Aunque las mujeres están participando más en el mercado laboral latinoamericano, persisten las causas de la desigualdad salarial.

Aparece un nuevo estudio “Trabajar para acabar con la pobreza en América Latina y el Caribe: trabajadores, empleos y salarios”, del Banco Mundial. En éste se sostienen varias cuestiones:

La gran pregunta es ¿cómo llego a fin de mes? Pregunta que atormenta a millones de latinoamericanos, especialmente a los que viven con menos del salario mínimo, que no son pocos, ya que:

  • Casi el 65% de los trabajadores hondureños viven con menos del salario mínimo.
  • 37,5% de los colombianos.
  • 16% de los mexicanos.
  • 14% de los brasileños.

Las mujeres en Latinoamérica

En Brasil y México, las mujeres siguen siendo las más afectadas en este sentido.

  • En 2013, casi el 14% de las mexicanas ganaba menos del 90 por ciento del mínimo, en comparación con el 9% de los hombres.
  • En Brasil, el 9,6% de las mujeres está en esa franja salarial, en comparación con el 8,9% de los trabajadores masculinos.

El Banco Mundial, analiza las razones por las que las latinoamericanas ganan menos.

Las respuestas van desde:
  • Ladiscriminación que aún se practica en muchas empresas, hasta la alta participación femenina en sectores informales, donde pagan menos.

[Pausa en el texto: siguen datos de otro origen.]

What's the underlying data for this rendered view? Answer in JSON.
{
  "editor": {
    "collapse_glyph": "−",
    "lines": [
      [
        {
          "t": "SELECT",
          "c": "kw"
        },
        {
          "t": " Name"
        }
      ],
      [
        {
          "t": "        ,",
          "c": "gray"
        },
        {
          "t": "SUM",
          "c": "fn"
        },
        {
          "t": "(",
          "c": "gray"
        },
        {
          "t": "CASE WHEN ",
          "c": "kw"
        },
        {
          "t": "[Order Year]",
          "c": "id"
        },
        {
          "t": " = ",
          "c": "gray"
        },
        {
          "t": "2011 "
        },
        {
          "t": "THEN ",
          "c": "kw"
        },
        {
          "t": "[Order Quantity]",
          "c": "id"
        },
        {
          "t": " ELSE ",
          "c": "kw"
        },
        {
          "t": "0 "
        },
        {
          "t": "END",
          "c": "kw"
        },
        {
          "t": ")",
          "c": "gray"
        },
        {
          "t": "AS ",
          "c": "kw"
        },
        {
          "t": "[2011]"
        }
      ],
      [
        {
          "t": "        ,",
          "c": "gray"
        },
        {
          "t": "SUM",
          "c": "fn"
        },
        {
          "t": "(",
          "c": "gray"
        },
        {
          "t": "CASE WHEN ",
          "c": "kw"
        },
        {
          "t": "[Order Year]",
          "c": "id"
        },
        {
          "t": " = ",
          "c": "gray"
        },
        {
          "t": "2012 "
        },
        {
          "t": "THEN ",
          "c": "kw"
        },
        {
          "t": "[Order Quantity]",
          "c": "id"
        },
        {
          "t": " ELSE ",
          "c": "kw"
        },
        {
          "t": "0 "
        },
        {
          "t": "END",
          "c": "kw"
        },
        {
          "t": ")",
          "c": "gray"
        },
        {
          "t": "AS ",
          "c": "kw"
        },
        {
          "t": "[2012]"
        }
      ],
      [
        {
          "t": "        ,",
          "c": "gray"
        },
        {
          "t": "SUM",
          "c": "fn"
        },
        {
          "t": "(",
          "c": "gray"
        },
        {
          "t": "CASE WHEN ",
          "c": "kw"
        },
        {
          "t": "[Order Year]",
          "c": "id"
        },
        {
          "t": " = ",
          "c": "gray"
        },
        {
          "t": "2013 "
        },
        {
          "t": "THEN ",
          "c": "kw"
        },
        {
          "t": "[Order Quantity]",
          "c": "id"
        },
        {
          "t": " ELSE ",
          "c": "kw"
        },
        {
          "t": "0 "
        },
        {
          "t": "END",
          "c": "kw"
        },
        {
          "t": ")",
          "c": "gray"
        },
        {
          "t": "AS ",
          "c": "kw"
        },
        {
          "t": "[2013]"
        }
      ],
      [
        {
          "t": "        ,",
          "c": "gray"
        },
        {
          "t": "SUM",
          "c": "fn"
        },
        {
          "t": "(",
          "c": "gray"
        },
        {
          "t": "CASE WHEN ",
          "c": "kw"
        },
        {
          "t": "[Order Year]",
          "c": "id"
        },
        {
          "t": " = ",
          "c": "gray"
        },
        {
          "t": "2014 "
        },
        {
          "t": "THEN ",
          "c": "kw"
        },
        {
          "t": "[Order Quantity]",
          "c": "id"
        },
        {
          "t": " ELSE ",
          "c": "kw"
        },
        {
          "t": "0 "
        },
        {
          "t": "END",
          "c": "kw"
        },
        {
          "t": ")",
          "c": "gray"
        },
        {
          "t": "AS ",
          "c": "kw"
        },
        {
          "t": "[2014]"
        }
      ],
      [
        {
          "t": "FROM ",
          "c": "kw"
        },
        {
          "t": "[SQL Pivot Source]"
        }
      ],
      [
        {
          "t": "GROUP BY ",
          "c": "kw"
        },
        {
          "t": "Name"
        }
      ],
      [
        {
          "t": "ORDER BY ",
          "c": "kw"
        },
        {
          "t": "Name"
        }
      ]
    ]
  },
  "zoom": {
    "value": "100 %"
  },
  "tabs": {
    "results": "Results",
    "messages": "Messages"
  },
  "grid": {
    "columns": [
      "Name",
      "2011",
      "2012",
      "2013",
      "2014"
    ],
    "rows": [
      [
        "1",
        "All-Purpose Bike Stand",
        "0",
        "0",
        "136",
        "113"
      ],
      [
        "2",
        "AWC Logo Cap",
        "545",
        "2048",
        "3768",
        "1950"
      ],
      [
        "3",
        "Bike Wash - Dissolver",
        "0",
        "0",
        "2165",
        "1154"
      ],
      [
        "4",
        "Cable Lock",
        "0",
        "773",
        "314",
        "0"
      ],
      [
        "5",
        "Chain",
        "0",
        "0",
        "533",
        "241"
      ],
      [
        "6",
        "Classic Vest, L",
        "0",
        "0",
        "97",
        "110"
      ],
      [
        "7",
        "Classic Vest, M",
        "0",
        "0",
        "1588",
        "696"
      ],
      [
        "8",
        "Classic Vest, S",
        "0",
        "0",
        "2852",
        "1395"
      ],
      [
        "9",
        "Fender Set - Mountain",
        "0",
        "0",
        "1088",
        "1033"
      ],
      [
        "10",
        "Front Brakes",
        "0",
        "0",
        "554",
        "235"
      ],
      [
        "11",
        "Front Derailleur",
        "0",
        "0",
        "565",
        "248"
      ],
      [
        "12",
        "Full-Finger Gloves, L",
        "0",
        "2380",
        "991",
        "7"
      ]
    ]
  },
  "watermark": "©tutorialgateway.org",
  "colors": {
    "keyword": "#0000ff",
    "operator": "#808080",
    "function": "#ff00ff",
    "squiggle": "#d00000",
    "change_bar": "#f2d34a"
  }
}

Curiosamente, las mujeres están participando cada vez más en la fuerza de trabajo de América Latina, contribuyendo así al aumento de los ingresos familiares y a la reducción de la pobreza.

  • El número de trabajadoras entre los 25 y los 65 años ha crecido un 4,5% entre 2003 y 2013.
  • Esto revela que las mujeres son el único grupo que incrementó su presencia tanto en empleos de baja cualificación como en los que requieren alto nivel educativo, según el informe.

El empuje de las materias primas

La investigación examina los datos de 17 países y pone de relieve que el gran motor para la reducción de la pobreza en América Latina fue:

  • La mejora de los salarios y no el aumento de los empleos.
  • Esto se aplica sobre todo a los trabajadores que sólo terminaron la primaria.
  • Para las mujeres el salario promedio creció casi un 4% entre 2003 y 2013, mientras que para los hombres el alza fue de 4,5%.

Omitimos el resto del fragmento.